Tip: See How To Read Command Syntax if you're not sure how the format command syntax above works.

drive: = This is the letter of the drive/partition that you want to format.

/q = This option will quick format the drive, meaning it will be formatted without a bad sector search. I do not recommend doing this in most situations.

/c = You can enable file and folder compression using this format command option. This is only available when formatting a drive to NTFS.

/x = This format command option will cause the drive to dismount, if it has to, before the format.

/fs:file-system = This option specifies the file system you want to format the drive: to. Options for file-system include FAT, FAT32, exFAT, NTFS, or UDF.

/r:revision = This option forces the format to a specific version of UDF. Options for revision include 2.50, 2.01, 2.00, 1.50, and 1.02. If no revision is specified, 2.01 is assumed. The /r: switch can only be used when using /fs:udf.

/v:label = Use this option with the format command to specify a volume label. If you don't use this option to specify a label, you'll be asked to after the format is complete.

/p:count = This format command option writes zeros to every sector of the drive: once. If you specify a count, a different random number will be written to the entire drive that many times after the zero writing is complete. You can not use the /p option with the /q option. Beginning in Windows Vista, /p is assumed unless you use /q [KB941961].

/? = Use the help switch with the format command to show detailed help about the command's several options, including ones I did not mention above like /a, /f, /t, /l, /n, /s, and /d. Executing format /? is the same as using the help command to execute help format.

Tip: You can output any results of the format command to a file using a redirection operator with the command. See How To Redirect Command Output to a File for help or check out Command Prompt Tricks for even more tips.

Format Command Examples:

format e: /q /fs:exFAT

In the above example, the format command is used to quick format the e: drive to the exFAT file system.

format d: /fs:NTFS /v:Media /p:2

In this example, the d: drive will have zeros written to every sector on the drive twice during the format, the file system will be set to NTFS, and the volume will be named Media.

format d:

Using the format command without switches, specifying only the drive to be formatted, will format the drive to the same file system it detects on the drive.

Note: If the drive is partitioned but not already formatted, the format command will fail and force you to try the format again, this time specifying a file system with the /fs switch.

Format Command Availability:

The format command is available from within the Command Prompt in all Windows operating systems including Windows 8, Windows 7, Windows Vista, Windows XP, and older versions of Windows as well.

Beginning in Windows Vista, the format command performs a basic write zero hard drive sanitization by assuming the /p:1 option when executing the format command. This is not the case in Windows XP and earlier versions of Windows.
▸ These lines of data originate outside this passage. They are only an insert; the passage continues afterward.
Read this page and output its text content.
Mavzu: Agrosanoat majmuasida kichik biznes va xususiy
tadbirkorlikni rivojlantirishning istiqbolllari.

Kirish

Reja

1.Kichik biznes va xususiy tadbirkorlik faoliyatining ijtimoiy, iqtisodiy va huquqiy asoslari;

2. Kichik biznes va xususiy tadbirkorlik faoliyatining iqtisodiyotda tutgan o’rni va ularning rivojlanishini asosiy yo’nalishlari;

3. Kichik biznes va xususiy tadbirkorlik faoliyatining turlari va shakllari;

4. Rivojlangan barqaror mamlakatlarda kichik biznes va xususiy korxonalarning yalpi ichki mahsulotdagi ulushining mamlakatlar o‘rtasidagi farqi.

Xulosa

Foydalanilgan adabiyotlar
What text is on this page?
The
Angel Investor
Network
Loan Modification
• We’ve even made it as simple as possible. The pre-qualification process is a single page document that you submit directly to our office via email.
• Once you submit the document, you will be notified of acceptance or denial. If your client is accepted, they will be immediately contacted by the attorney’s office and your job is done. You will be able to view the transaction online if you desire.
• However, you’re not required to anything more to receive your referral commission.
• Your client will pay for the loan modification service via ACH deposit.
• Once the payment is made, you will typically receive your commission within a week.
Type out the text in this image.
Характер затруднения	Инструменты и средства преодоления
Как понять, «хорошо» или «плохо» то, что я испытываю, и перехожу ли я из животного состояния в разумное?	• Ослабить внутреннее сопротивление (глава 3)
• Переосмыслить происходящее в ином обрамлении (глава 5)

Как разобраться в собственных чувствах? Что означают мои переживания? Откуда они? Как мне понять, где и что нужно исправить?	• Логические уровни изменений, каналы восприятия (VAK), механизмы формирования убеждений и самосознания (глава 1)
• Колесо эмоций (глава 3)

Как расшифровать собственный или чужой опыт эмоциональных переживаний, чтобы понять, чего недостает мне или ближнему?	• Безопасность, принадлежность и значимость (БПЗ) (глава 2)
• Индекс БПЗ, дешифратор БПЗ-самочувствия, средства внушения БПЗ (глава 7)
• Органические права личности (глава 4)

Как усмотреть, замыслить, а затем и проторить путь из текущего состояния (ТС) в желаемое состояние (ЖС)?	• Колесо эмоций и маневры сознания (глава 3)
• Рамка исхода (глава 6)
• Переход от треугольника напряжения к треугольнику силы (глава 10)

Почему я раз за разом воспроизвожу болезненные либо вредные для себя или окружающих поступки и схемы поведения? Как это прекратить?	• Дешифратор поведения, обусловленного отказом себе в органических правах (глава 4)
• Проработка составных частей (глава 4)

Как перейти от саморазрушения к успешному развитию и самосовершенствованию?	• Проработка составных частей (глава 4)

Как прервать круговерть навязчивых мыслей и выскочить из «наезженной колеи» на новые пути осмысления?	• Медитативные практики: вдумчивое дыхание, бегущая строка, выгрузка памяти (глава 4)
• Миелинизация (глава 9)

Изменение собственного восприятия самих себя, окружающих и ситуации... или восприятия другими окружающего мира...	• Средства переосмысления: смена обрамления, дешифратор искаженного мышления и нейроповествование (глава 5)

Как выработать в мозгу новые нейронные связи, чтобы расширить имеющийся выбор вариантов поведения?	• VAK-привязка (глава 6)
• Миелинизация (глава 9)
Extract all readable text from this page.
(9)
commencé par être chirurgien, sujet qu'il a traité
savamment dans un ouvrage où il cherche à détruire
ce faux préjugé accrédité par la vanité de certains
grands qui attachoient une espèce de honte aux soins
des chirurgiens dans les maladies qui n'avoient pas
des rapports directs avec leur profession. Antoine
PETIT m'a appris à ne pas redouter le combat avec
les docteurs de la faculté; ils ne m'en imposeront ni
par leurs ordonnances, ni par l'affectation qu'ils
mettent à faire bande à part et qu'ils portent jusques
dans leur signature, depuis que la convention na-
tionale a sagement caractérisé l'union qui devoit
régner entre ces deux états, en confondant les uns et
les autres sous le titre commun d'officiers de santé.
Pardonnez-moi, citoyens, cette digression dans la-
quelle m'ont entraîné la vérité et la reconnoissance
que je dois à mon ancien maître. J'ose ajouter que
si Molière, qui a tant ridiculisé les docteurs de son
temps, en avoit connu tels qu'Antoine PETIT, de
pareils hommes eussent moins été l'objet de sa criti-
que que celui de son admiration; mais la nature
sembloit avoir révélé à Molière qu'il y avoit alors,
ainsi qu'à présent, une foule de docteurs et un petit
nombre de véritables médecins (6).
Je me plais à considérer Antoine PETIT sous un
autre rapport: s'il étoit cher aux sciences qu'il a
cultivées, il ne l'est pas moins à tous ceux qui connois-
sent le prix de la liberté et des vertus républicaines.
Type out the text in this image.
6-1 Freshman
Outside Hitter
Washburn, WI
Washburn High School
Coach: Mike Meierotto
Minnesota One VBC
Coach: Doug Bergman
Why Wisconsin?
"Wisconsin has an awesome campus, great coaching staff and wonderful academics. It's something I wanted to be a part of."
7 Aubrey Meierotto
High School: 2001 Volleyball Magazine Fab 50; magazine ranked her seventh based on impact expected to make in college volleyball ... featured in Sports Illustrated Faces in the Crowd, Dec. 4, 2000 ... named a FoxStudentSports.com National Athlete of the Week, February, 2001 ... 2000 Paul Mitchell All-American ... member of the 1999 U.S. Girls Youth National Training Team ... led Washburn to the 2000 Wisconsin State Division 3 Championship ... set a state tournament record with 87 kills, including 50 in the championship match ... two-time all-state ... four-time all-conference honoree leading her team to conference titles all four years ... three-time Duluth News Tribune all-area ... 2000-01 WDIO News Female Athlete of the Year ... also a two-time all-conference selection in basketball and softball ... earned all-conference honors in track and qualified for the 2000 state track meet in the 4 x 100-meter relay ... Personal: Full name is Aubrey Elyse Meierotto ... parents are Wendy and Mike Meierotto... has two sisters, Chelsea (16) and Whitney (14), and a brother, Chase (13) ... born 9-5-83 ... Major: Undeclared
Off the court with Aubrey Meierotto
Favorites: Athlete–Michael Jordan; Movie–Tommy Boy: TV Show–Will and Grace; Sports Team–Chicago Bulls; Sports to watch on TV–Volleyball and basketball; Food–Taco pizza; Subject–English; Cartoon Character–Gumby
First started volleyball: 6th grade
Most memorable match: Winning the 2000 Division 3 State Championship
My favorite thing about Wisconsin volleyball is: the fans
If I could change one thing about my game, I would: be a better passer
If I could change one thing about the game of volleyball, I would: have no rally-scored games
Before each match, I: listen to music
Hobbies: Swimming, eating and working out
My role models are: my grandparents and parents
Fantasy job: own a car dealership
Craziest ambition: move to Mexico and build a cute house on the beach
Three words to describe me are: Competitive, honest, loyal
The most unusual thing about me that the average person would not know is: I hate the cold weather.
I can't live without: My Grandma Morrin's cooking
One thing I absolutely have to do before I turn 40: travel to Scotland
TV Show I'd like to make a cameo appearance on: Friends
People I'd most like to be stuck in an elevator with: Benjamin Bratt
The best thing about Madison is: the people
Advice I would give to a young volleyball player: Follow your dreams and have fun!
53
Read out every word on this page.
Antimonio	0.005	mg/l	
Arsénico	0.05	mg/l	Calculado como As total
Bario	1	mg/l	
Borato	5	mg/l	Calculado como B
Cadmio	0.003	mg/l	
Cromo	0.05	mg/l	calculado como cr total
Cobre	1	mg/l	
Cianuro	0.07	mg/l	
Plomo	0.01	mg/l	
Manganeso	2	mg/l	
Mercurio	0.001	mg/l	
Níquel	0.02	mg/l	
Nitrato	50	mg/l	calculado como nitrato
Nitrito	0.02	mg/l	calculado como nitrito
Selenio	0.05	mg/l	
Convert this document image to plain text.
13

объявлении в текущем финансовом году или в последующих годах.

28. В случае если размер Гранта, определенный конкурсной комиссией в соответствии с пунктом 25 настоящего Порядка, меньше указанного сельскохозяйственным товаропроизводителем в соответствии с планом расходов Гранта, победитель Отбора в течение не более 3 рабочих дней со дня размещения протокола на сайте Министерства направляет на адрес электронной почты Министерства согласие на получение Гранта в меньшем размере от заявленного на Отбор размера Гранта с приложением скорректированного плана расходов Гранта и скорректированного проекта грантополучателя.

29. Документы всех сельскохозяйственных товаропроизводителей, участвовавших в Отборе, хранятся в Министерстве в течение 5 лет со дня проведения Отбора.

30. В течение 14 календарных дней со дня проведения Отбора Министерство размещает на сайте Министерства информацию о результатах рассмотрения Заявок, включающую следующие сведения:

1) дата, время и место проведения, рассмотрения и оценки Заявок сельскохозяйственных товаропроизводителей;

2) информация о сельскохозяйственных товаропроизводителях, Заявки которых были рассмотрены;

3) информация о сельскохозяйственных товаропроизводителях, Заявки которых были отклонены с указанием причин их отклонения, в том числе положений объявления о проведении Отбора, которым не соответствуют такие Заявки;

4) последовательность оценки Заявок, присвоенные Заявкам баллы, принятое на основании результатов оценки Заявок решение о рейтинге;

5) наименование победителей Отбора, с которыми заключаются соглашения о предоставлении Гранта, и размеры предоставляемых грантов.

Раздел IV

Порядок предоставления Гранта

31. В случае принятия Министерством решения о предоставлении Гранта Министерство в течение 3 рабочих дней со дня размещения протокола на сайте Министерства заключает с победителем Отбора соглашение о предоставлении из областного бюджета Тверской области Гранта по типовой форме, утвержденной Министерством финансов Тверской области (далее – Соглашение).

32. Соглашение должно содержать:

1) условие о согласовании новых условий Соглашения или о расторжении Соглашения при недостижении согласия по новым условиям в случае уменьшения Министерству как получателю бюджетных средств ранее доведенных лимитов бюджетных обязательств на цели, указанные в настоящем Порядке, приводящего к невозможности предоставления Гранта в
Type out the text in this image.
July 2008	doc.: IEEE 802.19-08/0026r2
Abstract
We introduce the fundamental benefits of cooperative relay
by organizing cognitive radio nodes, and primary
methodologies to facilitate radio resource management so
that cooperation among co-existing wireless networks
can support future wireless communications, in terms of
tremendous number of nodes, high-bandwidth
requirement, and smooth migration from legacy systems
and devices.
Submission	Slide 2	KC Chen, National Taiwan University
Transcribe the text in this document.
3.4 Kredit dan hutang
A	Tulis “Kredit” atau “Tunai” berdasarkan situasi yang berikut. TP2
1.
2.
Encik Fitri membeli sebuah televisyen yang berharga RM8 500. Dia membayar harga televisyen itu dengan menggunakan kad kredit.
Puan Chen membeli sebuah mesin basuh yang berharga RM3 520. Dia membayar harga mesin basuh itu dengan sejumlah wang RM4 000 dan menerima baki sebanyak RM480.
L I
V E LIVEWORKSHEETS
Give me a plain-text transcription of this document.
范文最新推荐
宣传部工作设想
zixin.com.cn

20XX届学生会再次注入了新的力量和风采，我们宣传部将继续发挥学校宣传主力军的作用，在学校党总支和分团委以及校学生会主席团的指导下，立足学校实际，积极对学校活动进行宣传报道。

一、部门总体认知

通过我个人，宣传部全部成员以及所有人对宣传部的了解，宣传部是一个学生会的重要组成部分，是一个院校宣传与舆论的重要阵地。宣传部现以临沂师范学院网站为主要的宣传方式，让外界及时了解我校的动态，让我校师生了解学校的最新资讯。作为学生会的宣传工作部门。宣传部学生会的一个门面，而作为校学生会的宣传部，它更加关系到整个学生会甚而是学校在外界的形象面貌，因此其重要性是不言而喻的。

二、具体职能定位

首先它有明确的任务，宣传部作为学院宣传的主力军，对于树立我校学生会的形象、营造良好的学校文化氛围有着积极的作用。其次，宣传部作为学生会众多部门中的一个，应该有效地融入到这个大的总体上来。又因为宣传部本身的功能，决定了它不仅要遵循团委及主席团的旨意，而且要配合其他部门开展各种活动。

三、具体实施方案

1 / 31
See How To Wipe a Hard Drive for various ways to completely erase a hard drive, no matter what version of Windows you have.

The format command is also available in MS-DOS.

Note: The availability of certain format command switches and other format command syntax may differ from operating system to operating system.

Format Related Commands:

In MS-DOS, the format command is often used after using the fdisk command.

The format command isn't often used in the Command Prompt in Windows.